# Decadent Clouds - Juice Reviews



## Hooked (25/8/21)

*There follows two reviews for Revive. One for 6mg and one for MTL 12mg.*



​*REVIVE
(LOCAL)*

*Flavour Description: *
“A Sweetened Ultra Creamy Dessert, combined with medium roast Coffee Beans and carefully drizzled with Caramel Syrup.” 

The bottle states that it is a “Creamy Caramel Latte”.

*VG/PG:* 70/30
*NIC:* 6mg

*My comments:*

This juice has a peculiar and, unfortunately, a most unpleasant flavour.

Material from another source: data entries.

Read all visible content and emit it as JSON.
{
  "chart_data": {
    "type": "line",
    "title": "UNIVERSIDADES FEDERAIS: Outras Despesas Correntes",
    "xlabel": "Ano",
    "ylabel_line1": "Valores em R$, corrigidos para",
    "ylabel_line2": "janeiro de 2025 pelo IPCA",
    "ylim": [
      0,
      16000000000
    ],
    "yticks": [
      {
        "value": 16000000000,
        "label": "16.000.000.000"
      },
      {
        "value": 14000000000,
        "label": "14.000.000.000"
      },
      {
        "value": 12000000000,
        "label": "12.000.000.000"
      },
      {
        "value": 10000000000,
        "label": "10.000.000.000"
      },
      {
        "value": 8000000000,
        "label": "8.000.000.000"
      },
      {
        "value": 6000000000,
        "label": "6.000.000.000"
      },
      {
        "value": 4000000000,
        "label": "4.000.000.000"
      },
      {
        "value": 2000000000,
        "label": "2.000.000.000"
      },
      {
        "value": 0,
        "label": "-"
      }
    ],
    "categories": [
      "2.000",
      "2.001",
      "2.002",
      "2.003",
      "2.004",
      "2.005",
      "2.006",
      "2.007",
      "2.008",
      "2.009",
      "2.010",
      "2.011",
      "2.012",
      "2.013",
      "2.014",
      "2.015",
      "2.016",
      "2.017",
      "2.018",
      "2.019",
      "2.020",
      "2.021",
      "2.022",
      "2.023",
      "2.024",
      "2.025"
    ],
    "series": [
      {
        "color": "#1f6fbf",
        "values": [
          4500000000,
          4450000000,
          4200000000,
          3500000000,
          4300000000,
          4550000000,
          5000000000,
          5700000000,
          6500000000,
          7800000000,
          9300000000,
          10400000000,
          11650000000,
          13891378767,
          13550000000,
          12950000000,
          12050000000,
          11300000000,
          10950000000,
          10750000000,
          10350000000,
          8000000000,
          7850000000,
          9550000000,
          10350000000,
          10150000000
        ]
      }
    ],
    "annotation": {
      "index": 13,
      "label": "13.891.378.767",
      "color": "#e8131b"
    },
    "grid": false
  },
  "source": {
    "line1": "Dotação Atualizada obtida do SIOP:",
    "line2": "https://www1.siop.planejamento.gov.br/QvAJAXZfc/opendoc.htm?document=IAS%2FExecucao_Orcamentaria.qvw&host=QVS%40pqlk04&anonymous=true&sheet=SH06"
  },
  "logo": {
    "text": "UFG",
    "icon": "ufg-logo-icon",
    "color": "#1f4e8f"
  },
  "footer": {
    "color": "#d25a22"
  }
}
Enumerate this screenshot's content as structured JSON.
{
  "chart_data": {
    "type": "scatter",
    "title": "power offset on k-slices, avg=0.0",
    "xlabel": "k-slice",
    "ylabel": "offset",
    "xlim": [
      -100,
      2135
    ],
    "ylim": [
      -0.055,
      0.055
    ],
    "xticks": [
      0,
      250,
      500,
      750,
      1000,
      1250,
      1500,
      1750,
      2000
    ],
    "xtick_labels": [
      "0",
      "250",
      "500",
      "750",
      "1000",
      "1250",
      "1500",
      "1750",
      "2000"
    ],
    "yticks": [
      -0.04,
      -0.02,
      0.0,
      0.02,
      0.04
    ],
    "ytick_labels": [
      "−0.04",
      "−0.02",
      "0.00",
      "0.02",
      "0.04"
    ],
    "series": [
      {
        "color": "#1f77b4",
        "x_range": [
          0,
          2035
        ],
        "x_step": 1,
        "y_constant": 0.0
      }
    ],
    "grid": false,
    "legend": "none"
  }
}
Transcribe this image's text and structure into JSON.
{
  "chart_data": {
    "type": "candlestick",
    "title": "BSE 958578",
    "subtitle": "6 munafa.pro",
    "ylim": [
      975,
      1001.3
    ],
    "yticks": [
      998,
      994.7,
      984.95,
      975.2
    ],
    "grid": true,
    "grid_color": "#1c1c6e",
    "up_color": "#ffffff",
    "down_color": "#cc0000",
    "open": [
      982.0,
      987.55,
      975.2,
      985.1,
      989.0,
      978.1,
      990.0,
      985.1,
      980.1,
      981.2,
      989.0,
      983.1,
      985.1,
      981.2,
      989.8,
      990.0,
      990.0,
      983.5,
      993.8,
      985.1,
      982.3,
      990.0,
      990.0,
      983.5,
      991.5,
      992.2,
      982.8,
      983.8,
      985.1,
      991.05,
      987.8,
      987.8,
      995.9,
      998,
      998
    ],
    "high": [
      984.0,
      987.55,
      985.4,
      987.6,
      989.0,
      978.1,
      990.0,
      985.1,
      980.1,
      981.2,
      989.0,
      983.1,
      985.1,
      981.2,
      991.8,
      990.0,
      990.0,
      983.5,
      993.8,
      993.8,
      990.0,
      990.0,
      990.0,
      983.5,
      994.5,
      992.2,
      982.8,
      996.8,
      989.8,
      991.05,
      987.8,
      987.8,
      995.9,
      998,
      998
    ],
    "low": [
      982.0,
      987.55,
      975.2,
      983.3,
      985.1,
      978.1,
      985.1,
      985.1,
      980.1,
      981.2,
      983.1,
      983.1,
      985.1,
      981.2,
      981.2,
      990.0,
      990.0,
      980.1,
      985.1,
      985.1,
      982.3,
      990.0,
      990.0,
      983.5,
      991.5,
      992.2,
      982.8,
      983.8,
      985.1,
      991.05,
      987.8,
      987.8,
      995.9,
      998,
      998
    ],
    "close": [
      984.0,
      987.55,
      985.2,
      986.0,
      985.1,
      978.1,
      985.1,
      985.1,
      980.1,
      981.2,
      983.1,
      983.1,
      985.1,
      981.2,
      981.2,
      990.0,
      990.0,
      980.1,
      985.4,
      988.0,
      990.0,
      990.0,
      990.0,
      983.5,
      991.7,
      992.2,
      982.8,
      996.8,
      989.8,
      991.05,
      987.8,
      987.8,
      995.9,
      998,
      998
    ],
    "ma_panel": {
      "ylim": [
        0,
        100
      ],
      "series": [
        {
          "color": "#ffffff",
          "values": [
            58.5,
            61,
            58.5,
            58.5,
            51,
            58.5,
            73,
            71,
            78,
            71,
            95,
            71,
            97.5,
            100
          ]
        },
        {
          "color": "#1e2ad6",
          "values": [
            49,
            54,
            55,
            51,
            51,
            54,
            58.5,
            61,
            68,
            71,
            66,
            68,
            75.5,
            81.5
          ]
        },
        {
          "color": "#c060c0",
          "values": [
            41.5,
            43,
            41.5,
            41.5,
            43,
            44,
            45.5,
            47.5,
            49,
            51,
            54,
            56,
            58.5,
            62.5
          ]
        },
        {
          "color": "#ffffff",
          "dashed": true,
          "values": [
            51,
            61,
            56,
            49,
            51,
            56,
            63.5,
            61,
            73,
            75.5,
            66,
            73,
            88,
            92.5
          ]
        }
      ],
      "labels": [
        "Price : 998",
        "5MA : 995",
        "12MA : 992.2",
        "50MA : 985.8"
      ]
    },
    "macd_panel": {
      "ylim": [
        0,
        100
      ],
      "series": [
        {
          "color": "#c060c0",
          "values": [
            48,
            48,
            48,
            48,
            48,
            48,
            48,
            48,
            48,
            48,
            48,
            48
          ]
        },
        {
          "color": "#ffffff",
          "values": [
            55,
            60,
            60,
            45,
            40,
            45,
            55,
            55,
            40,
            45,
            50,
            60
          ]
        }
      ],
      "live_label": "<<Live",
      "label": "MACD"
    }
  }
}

The caramel is unlike any caramel I have ever tasted. It is so unpalatable that I can’t even equate it with caramel. It’s as though the flavour is highly concentrated. It makes me think of a cooking flop where I’ve had a heavy hand with the spices, thinking that it would improve the dish. Instead, it ruined it.

Caramel is usually sweet, but this one is not sweet but extremely rich; so rich that I couldn’t manage more than a few puffs in any one day.

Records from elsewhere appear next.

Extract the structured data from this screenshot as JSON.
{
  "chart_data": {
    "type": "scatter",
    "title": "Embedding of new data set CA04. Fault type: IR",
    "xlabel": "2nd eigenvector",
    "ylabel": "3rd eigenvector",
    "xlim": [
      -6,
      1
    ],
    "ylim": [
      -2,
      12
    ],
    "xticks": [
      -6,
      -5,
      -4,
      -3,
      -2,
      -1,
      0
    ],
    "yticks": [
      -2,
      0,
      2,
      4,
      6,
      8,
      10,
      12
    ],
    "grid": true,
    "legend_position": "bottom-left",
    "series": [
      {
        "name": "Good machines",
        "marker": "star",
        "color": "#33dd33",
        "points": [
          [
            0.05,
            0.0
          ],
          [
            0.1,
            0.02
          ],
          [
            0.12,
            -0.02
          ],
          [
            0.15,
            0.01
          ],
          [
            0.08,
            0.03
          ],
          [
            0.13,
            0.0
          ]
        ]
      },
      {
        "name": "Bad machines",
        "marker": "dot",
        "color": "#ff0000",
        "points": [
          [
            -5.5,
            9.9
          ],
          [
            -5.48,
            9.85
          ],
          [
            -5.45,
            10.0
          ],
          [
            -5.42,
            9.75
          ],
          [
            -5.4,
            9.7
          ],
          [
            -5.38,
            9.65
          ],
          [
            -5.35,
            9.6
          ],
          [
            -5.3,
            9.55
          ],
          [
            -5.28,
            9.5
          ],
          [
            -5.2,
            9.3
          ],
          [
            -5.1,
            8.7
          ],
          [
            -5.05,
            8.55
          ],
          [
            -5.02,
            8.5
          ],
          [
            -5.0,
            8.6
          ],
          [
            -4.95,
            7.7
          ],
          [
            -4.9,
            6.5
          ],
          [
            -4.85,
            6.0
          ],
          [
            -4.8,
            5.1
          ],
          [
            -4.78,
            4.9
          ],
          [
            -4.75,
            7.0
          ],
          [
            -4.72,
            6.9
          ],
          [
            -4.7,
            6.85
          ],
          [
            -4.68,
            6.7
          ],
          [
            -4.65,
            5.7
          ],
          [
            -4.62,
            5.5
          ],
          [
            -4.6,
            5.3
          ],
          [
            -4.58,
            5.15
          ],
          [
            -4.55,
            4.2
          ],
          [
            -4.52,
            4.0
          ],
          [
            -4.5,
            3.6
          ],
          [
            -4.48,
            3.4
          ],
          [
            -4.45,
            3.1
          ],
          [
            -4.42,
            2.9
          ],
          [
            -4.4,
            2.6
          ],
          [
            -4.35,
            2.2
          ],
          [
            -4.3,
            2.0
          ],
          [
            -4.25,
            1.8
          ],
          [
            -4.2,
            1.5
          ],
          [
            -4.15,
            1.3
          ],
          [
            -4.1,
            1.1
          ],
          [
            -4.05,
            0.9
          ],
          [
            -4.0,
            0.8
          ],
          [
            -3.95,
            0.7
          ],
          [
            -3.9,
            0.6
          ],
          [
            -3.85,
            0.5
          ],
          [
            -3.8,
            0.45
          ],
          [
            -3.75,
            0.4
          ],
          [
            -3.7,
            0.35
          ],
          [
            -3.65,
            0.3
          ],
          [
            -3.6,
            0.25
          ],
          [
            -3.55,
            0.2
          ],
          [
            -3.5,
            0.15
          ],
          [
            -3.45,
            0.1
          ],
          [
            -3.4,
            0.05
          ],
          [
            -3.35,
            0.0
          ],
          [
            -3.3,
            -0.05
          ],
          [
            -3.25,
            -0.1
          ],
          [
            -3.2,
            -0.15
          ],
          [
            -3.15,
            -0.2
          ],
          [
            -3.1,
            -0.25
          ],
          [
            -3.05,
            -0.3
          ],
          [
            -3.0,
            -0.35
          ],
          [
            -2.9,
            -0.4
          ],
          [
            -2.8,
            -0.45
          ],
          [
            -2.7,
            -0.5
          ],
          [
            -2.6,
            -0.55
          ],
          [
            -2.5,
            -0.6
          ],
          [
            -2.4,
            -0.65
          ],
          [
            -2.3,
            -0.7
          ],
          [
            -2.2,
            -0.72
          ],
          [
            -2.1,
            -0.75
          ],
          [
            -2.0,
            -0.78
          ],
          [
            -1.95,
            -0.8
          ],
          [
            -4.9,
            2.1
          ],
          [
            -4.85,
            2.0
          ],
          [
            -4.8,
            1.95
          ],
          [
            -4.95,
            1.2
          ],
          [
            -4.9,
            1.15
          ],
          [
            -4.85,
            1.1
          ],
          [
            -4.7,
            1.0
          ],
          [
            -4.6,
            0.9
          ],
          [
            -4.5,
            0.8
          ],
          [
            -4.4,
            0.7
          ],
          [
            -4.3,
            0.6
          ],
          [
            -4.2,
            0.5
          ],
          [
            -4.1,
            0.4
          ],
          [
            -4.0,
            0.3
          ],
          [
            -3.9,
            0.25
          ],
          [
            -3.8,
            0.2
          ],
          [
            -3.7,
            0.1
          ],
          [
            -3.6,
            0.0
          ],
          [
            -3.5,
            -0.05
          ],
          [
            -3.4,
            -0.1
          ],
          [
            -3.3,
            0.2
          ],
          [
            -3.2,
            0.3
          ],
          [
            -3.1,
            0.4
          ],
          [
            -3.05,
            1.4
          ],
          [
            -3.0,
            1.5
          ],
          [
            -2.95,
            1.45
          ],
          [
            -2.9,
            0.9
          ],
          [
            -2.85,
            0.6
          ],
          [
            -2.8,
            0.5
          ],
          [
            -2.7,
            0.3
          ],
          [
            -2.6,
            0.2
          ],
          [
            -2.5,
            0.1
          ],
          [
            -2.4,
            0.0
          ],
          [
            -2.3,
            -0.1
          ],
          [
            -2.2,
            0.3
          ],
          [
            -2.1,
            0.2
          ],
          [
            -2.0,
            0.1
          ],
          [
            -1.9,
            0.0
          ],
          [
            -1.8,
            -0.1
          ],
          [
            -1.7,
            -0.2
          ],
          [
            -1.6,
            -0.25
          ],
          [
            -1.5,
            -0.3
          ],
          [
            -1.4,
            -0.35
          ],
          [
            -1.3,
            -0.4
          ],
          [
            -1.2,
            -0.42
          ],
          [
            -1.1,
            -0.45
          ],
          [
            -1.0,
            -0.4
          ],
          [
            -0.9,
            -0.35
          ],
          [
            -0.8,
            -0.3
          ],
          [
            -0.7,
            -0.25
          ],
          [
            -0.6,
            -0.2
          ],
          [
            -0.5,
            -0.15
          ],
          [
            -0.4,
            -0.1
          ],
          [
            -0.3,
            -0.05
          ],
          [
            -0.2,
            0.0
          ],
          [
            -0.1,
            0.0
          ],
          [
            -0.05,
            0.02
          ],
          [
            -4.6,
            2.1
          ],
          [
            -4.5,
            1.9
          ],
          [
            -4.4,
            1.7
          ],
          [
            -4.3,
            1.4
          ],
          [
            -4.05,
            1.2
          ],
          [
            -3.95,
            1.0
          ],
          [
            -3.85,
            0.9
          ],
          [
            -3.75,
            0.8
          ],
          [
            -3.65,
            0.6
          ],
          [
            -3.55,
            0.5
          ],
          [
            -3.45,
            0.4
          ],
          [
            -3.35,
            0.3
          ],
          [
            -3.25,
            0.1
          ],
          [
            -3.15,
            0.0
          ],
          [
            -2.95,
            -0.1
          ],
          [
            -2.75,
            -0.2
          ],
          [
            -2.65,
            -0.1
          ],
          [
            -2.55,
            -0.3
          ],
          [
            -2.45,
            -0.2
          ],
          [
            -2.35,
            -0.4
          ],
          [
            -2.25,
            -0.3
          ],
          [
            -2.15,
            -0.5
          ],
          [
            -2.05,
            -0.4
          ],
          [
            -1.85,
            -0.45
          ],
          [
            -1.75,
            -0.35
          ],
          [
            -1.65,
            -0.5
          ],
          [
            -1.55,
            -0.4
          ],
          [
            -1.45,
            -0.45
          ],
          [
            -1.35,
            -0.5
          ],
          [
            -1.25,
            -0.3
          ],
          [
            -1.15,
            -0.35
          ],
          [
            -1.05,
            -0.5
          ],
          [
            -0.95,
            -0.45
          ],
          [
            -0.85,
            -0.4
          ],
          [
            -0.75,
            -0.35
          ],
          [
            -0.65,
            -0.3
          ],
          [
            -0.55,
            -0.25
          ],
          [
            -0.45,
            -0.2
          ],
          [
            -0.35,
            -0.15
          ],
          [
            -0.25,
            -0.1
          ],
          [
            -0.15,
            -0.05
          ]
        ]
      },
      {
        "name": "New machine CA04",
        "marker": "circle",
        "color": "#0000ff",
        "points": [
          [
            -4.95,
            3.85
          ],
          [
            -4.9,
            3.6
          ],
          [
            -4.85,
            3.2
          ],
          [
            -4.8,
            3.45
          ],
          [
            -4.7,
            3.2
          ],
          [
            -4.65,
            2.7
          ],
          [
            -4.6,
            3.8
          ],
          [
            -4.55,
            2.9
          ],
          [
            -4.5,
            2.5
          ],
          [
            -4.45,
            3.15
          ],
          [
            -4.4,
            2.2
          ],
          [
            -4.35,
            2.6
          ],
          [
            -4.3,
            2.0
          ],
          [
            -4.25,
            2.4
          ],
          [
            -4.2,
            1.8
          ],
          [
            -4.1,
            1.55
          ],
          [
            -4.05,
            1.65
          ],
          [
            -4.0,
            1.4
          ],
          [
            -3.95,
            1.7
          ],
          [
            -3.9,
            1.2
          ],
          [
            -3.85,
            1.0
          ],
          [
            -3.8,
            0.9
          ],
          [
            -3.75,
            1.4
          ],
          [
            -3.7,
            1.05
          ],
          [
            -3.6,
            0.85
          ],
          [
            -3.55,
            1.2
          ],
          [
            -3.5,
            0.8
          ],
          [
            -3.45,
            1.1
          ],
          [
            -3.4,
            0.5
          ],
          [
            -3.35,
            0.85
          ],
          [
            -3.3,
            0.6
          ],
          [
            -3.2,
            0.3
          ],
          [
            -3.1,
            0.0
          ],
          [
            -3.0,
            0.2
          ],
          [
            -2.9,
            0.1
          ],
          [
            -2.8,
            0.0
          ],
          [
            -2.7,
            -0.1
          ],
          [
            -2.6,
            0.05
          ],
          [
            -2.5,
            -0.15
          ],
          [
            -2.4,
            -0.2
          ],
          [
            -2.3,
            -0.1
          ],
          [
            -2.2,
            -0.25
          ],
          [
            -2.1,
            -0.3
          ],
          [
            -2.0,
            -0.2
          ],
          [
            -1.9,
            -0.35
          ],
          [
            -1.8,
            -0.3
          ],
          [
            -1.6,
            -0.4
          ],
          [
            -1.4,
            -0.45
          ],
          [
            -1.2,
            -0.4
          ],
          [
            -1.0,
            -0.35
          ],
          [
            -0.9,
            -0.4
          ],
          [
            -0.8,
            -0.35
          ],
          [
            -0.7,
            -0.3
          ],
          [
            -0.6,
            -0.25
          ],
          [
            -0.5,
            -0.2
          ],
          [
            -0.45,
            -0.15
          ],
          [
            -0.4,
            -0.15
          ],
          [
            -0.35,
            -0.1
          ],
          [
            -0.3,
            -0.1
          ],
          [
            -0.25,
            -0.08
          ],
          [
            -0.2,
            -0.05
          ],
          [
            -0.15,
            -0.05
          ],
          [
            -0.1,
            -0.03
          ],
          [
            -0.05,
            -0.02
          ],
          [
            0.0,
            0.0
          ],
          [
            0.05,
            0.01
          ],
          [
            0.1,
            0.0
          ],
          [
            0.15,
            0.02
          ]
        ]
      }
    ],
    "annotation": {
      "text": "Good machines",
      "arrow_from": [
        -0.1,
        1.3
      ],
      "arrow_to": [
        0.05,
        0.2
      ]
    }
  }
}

The coffee is present, but it doesn’t mitigate the unpleasant flavour at all.

I tried a few puffs every day over a period of 3 days, hoping that the flavour would settle, but sadly it did not.

It pains me to write such a review on one of Decadent Clouds’ juices, as the fruit range is excellent.

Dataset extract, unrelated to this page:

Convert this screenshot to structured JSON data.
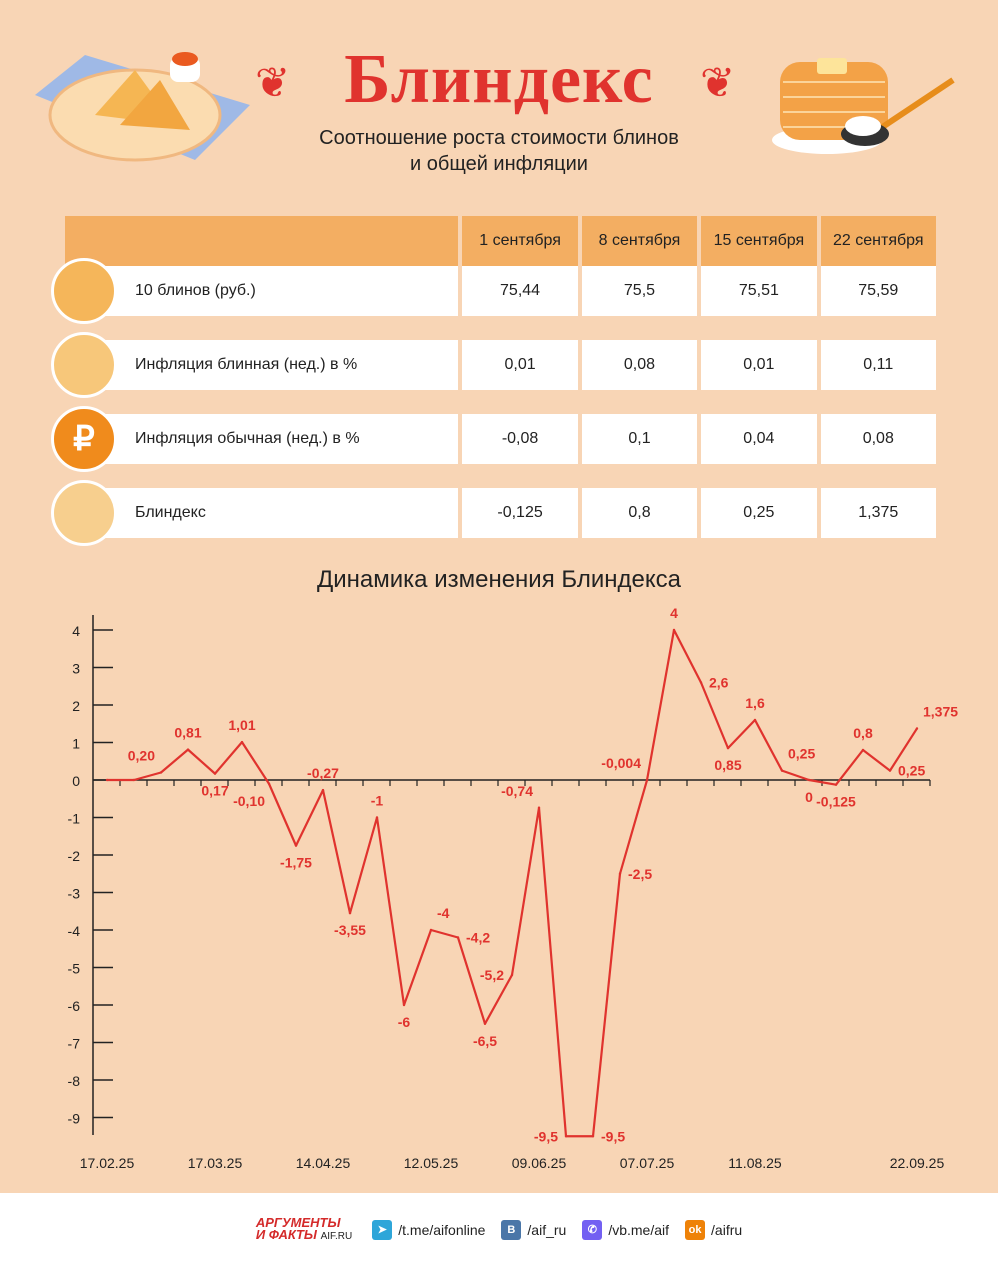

*Would I buy this juice again:* Definitely not.

*Mod:* Eleaf iJust3
*Coil:* Smok 0.15ohm
*Watts:* 80W

*Coffee Review #195*

Reactions: Like 1 | Informative 1


----------



## Hooked (25/8/21)

​*REVIVE MTL
(LOCAL)*

*Flavour Description: *
“A Sweetened Ultra Creamy Dessert, combined with medium roast Coffee Beans and carefully drizzled with Caramel Syrup.” 

The bottle states that it is a “Creamy Caramel Latte”.

*VG/PG:* 60/40
*NIC:* 12mg

*My comments: *
The 12mg is better than the 6mg. It is a light caramel with a slight undertone of coffee. Pleasant, but not particularly exciting.

*Would I buy this juice again:* No

Mod: Univapo Kipo Pod Kit
Coil: 1.3ohm
Watts: 15W

*Coffee Review #196*

Reactions: Like 1 | Winner 1 | Informative 1


----------